Beim Bamberger Literaturfestival 2022 sind auch zwei literarische Debütanten aus dem Filmgeschäft dabei. Schauspieler Edgar Selge und Regisseur Sönke Wortmann. Können Sie als Literaturexpertin Werke von fachfremden Autorinnen und Autoren empfehlen?
Asli Heinzel: Es überrascht mich immer wieder, dass, wie Sie es ausdrücken, fachfremde Schreiberlinge hervorragende Bücher hervorbringen und deshalb nicht umsonst in ganz Deutschland die Säle füllen, wie es bei bei Edgar Selge und Sönke Wortmann der Fall ist.

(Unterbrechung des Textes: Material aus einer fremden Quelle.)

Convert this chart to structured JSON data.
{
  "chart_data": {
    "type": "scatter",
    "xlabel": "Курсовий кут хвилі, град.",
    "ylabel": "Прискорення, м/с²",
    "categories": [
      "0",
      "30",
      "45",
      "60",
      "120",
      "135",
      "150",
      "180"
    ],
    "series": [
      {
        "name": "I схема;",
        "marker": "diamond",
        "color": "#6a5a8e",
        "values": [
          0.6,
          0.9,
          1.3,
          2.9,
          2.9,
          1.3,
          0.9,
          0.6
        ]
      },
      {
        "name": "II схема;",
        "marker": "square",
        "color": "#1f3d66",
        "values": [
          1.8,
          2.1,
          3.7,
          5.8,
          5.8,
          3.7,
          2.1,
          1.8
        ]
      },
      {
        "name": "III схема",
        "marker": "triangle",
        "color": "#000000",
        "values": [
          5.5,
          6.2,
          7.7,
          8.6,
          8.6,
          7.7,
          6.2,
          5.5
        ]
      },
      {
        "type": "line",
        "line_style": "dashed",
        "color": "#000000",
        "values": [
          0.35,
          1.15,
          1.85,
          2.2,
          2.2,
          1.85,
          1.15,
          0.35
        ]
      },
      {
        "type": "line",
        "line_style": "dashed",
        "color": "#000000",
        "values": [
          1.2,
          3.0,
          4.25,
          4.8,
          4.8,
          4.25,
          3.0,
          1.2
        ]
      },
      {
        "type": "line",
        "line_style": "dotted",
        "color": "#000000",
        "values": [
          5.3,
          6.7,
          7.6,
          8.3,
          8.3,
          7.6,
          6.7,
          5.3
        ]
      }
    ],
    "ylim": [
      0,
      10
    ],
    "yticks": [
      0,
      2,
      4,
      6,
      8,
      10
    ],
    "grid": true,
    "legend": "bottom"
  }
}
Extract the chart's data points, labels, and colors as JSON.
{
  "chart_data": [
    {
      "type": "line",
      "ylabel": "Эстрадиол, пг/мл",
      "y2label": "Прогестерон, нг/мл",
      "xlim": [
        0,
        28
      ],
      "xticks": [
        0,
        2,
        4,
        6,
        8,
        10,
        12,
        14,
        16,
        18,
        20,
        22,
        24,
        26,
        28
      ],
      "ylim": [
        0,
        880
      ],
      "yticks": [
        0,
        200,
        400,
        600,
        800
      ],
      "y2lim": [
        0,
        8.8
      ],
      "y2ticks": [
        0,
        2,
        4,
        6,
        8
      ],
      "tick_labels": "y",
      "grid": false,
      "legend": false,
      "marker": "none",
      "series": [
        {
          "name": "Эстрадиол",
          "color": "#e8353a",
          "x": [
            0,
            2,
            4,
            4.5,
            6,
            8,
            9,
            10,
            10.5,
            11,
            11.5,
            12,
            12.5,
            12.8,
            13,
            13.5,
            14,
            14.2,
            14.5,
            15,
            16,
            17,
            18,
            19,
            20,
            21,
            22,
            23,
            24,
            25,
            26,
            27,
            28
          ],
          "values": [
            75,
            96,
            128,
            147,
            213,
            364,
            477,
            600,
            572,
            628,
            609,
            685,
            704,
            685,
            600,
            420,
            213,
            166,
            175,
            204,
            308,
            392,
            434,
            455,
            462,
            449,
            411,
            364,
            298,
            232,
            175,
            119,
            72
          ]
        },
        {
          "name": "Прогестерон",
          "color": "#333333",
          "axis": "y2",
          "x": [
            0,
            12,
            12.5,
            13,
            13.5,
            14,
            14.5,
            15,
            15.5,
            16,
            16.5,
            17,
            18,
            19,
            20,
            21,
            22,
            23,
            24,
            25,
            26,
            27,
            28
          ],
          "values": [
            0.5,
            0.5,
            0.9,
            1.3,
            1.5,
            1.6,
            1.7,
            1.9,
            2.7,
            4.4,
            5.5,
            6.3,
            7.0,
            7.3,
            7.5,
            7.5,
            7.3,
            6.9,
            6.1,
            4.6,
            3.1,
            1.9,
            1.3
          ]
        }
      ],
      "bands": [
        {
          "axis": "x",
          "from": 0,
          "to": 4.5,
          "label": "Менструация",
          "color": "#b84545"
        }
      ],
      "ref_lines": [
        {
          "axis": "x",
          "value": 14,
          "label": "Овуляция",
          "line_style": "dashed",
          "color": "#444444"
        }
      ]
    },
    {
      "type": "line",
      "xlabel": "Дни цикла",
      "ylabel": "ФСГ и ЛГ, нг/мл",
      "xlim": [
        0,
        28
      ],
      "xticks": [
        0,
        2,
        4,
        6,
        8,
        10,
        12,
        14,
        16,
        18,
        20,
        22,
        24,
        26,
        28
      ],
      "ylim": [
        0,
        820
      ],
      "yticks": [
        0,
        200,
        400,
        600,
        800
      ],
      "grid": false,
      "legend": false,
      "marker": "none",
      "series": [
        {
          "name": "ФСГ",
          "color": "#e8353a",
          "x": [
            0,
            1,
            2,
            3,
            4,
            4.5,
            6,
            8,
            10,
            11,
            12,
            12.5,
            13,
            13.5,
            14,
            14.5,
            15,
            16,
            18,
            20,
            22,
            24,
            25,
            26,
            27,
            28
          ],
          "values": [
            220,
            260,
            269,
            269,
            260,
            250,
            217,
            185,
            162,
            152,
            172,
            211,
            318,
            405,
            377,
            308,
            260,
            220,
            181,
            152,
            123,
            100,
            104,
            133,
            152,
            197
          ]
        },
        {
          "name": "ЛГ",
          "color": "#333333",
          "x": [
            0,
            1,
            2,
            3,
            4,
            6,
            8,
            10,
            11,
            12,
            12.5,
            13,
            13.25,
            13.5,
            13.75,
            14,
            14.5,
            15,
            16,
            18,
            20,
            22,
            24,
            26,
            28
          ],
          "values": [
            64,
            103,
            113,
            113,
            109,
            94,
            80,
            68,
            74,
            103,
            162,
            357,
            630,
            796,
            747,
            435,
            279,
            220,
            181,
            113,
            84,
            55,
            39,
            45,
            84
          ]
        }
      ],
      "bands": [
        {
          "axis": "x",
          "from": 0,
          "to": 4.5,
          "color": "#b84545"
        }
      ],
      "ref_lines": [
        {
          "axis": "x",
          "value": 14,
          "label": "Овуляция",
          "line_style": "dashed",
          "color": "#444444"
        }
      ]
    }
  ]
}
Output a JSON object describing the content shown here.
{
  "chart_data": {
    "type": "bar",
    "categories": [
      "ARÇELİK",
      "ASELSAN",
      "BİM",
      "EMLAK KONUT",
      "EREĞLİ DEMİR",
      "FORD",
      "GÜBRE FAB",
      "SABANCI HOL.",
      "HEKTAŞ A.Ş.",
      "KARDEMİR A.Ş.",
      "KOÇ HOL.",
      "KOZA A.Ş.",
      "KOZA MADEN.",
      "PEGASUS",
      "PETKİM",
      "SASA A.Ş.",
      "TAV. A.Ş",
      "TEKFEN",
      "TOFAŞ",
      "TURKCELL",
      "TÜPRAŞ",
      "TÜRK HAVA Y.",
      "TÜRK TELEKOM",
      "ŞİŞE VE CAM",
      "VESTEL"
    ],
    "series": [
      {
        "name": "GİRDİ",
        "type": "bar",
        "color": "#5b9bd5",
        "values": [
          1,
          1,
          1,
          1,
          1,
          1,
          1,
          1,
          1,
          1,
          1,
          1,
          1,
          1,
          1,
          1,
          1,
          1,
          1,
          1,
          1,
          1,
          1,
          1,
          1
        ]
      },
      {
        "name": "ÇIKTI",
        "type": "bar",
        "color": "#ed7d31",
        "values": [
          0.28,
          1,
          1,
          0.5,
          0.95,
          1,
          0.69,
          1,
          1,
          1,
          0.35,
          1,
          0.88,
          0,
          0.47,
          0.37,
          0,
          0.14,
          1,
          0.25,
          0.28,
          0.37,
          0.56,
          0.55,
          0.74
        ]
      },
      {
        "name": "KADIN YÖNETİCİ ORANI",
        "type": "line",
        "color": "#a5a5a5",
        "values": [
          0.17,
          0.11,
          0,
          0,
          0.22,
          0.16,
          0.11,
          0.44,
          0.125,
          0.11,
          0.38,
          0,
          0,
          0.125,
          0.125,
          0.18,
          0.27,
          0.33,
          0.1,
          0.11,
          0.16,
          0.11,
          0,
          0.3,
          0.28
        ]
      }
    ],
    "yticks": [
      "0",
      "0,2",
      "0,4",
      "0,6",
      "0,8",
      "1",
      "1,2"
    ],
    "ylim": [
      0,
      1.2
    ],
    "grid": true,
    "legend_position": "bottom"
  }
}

Selge hat so ein starkes und persönliches Buch geschrieben, in dem er seine schlimme Kindheit in den Nachkriegsjahren beschreibt. Auch das Buch von Sönke Wortmann über einen Redenschreiber, der sich in eine stumme Frau verliebt, ist toll.
Und selbst wenn die literarische Qualität überschaubar wäre, hätten Sie zwei große Namen im Programm.
Asli Heinzel: Wie gesagt: es ist kein Zufall, dass beide Autoren überall in Deutschland auf große Resonanz stoßen und die Bücher sehr gute Verkaufszahlen haben. Natürlich war es uns dann ein Anliegen, beide Herren auch nach Bamberg zu holen. Unser Programm ist eine breite Mischung aus regionalen und lokalen Autor*innen mit kleinem, feinen Angebot bis hin zu den großen Namen – das haben wir bewusst so gewählt und so gebucht.
Apropos großer Name: Der vielleicht größte Name auf der Programmliste ist Max Goldt. Allerdings liest er in den Räumlichkeiten einer Firma in Hallstadt. War es nicht möglich, ihn in einem Bamberger Haus unterzubringen?
Asli Heinzel: Neben der Terminverfügbarkeit von Autor und Saal ist das Literaturfestival ja auch ein Festival in Stadt und Landkreis Bamberg. Die Firma Pfleger hat einen sehr schönen, gerade erst fertig gestellten neuen Saal, bestens geeignet für den Autor. Insofern warum nicht, wenn die Bamberger Säle terminlich nicht zur Verfügung standen?
Wie sieht das Kinderprogramm 2022 aus?
Asli Heinzel: Neben der schon erwähnten Kanaldeckelführung von Nadine Luck haben wir Jochen Till mit seiner Kinder-Buchserie „Luzifer Junior“. Dann lesen Anna Albrecht und Susanne Rebscher aus ihrem Buch „Abenteuer Welterbe“ und Nadine Schubert aus „Noch besser leben ohne Plastik“. Und: Anlässlich des E.T.A. Hoffmann-Jahres machen wir eine Veranstaltung mit dem E.T.A. Gymnasium. Da haben wir eine tolle Lehrerin, Frau Ellner von der Fachschaft Musik, die mit Schülerinnen und Schülern vom Schul-Orchester einen musikalischen E.T.A. Hoffmann-Nachmittag macht, zu dem Nevfel Cumart Texte von Hoffmann liest.